Ahí estábamos de nuevo, sobre el escenario. Yo había escogido un vestuario que me hacía sentir sexy y en dominio; deseoso de enloquecer a mis fans, pero aún más a mi Tom.

La elección de canciones también había sido obra mía, y nadie tuvo el valor de enfrentarse seriamente a mí para escoger otras: tres canciones en las que confiaba poder enviarle ciertos mensajes a él, para quien siempre canto todo.

Sonaron las primeras notas de Darkside of the sun, y yo salí poco a poco al escenario, dejando que todos se emocionaran lentamente con mi presencia.
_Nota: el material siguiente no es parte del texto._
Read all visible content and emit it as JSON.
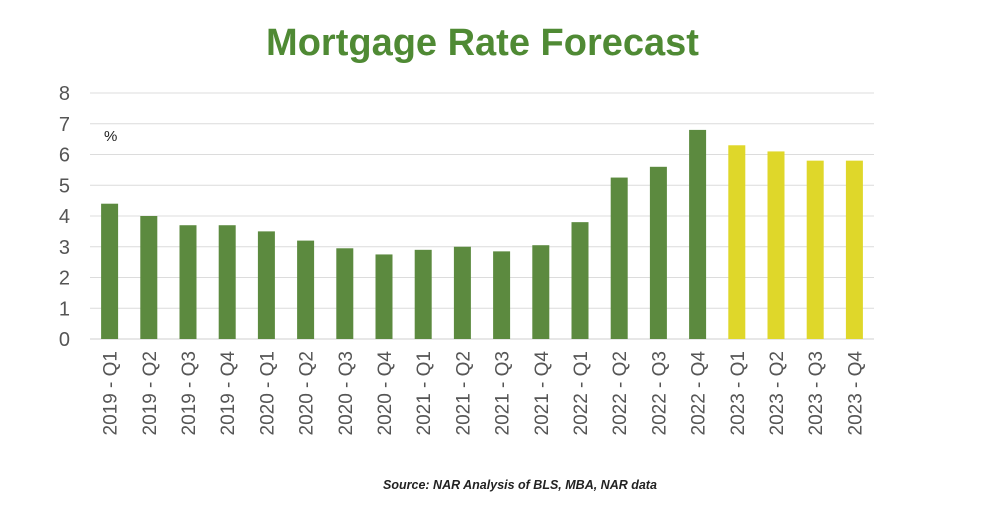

Mi atención estuvo en el público mientras cantaba y él evitaba mirarme, y cuando se volvió para tocar frente a Gustav, pronuncié las frases que eran suyas:

Se te acabará el dolor cuando yo esté a tu lado —y me salté la siguiente parte—. No nos van a atrapar, estaremos bien —otra vez dejé una frase sin decir—, por nosotros, por nosotros… —realmente esperaba que Tom entendiera el mensaje; antes de que empezara de nuevo a cantar, él estaba parado más cerca de mí— … el futuro acaba de empezar en el lado oscuro del sol —yo, yo era el lado oscuro del sol, ¿no era evidente?
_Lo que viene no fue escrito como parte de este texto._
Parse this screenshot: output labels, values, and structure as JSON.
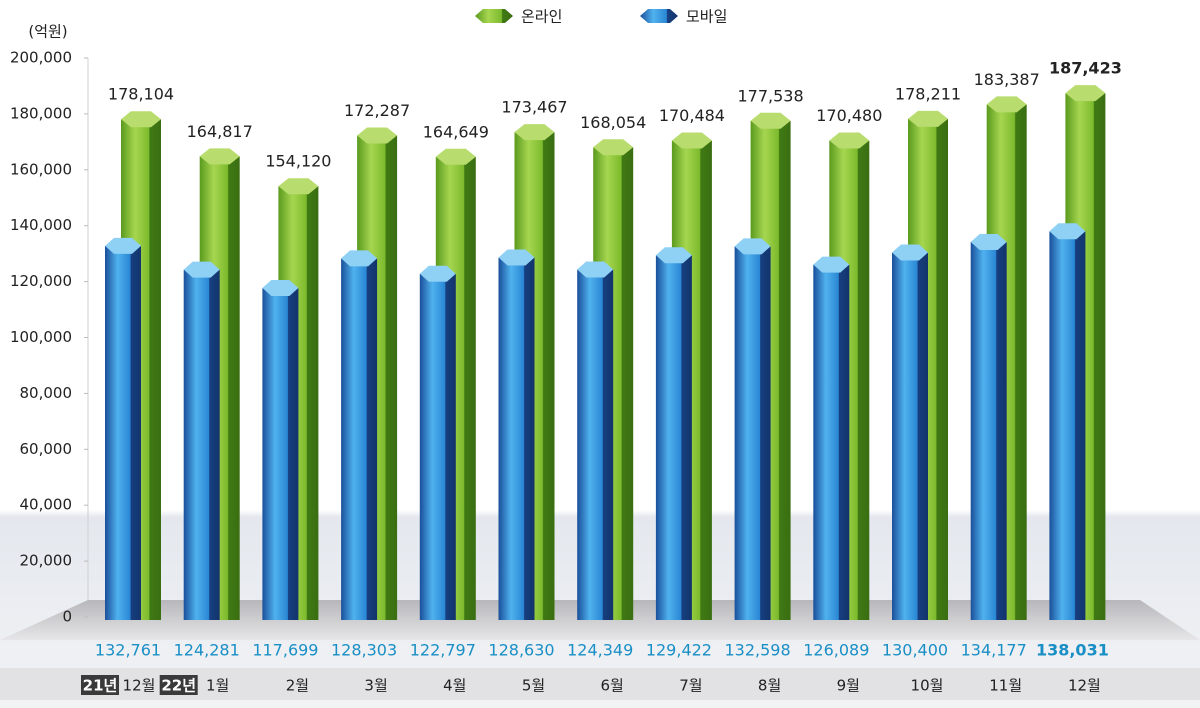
{
  "chart_data": {
    "type": "bar3d",
    "y_axis_label": "(억원)",
    "categories": [
      "12월",
      "1월",
      "2월",
      "3월",
      "4월",
      "5월",
      "6월",
      "7월",
      "8월",
      "9월",
      "10월",
      "11월",
      "12월"
    ],
    "year_markers": [
      "21년",
      "22년"
    ],
    "series": [
      {
        "name": "온라인",
        "color": "#8cc63f",
        "values": [
          178104,
          164817,
          154120,
          172287,
          164649,
          173467,
          168054,
          170484,
          177538,
          170480,
          178211,
          183387,
          187423
        ],
        "value_labels": [
          "178,104",
          "164,817",
          "154,120",
          "172,287",
          "164,649",
          "173,467",
          "168,054",
          "170,484",
          "177,538",
          "170,480",
          "178,211",
          "183,387",
          "187,423"
        ]
      },
      {
        "name": "모바일",
        "color": "#3a9be0",
        "values": [
          132761,
          124281,
          117699,
          128303,
          122797,
          128630,
          124349,
          129422,
          132598,
          126089,
          130400,
          134177,
          138031
        ],
        "value_labels": [
          "132,761",
          "124,281",
          "117,699",
          "128,303",
          "122,797",
          "128,630",
          "124,349",
          "129,422",
          "132,598",
          "126,089",
          "130,400",
          "134,177",
          "138,031"
        ]
      }
    ],
    "ylim": [
      0,
      200000
    ],
    "yticks": [
      0,
      {
        "value": 20000,
        "label": "20,000"
      },
      {
        "value": 40000,
        "label": "40,000"
      },
      {
        "value": 60000,
        "label": "60,000"
      },
      {
        "value": 80000,
        "label": "80,000"
      },
      {
        "value": 100000,
        "label": "100,000"
      },
      {
        "value": 120000,
        "label": "120,000"
      },
      {
        "value": 140000,
        "label": "140,000"
      },
      {
        "value": 160000,
        "label": "160,000"
      },
      {
        "value": 180000,
        "label": "180,000"
      },
      {
        "value": 200000,
        "label": "200,000"
      }
    ],
    "legend": "top",
    "grid": false
  }
}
Esa fue la primera parte solamente; la canción que venía a continuación era aquella en que pediría perdón. Con lentitud me quité la chaqueta, quedando solo con la camiseta oscura y todas las joyas encima.

Antes de empezar a cantar, cerré los ojos y dejé que la emoción me embargara. Mi cuerpo, llevado por las notas, se volteaba inconscientemente hacia el lado donde él tocaba la guitarra y al empezar la segunda parte de la canción solo empecé a marchar hacia donde estaba, pero, al pasar por su lado, él dio un paso adelante, evitando encontrarme: “Está bien, Tom, todavía no es el momento”. Seguí cantando junto al micrófono que él usaba para los coros: mi Tom tenía que regresar ahí.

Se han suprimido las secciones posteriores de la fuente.